Question de vie ou de mort

 

Lu sur « POLITIQUE MAGAZINE »

 

Les gens qui nous gouvernent étaient persuadés qu’ils allaient changer la vie. C’était leur programme ! Comme leurs prédécesseurs. Or la question qui se pose aujourd’hui c’est de savoir tout simplement comment survivre.

Oui, il convient de commencer par dire que la France est admirable dans l’effort qu’elle fournit aujourd’hui pour survivre. Car, aujourd’hui, il s’agit de cela ; survivre.

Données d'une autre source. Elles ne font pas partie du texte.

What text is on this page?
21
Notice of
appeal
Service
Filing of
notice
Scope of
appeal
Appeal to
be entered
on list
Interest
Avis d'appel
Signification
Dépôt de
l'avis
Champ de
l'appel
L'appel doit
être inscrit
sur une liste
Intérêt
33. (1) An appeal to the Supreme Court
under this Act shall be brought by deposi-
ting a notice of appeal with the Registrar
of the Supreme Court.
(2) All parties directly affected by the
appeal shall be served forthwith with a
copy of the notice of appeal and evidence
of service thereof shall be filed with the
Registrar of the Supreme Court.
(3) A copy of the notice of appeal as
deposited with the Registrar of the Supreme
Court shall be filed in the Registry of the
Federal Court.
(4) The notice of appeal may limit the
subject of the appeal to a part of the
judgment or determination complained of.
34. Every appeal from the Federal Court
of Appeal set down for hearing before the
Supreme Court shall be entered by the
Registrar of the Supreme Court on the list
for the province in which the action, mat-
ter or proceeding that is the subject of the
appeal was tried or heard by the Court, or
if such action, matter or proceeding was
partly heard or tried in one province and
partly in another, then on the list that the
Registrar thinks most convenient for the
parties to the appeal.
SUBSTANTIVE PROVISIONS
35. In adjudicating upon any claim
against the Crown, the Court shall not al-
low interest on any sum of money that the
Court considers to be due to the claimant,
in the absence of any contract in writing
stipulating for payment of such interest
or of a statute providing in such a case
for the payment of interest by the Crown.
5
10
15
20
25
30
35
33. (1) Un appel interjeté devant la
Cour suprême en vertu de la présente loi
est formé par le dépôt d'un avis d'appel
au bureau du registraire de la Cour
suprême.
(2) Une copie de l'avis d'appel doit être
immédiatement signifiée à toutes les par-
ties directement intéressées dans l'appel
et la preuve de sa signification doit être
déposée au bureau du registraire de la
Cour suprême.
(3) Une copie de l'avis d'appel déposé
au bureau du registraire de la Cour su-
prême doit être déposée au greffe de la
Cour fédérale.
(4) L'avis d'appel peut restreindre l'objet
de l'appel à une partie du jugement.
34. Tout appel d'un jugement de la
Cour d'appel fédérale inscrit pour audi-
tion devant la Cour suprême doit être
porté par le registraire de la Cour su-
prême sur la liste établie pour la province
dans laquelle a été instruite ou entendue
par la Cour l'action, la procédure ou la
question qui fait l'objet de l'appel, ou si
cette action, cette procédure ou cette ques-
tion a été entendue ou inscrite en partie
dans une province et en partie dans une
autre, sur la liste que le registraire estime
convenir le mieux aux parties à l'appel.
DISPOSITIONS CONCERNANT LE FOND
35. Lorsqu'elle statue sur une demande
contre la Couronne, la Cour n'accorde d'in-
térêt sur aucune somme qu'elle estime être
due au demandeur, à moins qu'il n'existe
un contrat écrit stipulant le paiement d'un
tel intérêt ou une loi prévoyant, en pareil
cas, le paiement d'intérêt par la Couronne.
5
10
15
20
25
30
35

Et il y en a encore pour un long bout de temps, quand il faudra affronter demain les conséquences des décisions prises précisément aujourd’hui.

La France toujours là

La majorité des Français qui se savent, se sentent et se veulent français – ça existe encore ! –, en ont parfaitement conscience et y consentent volontiers, même quand on leur demande, à la plupart d’entre eux, de rester confinés chez eux plusieurs semaines, cinq, six, peut-être plus, alors qu’ils ne souhaiteraient pas mieux que d’aider si la possibilité leur en était offerte ; ce qu’ils font dès qu’ils en ont l’occasion, ne serait-ce qu’en famille, cette famille dont on retrouve en ces jours difficiles toute la vertu, ou entre voisins, ce qui n’est autre que l’exercice de la charité.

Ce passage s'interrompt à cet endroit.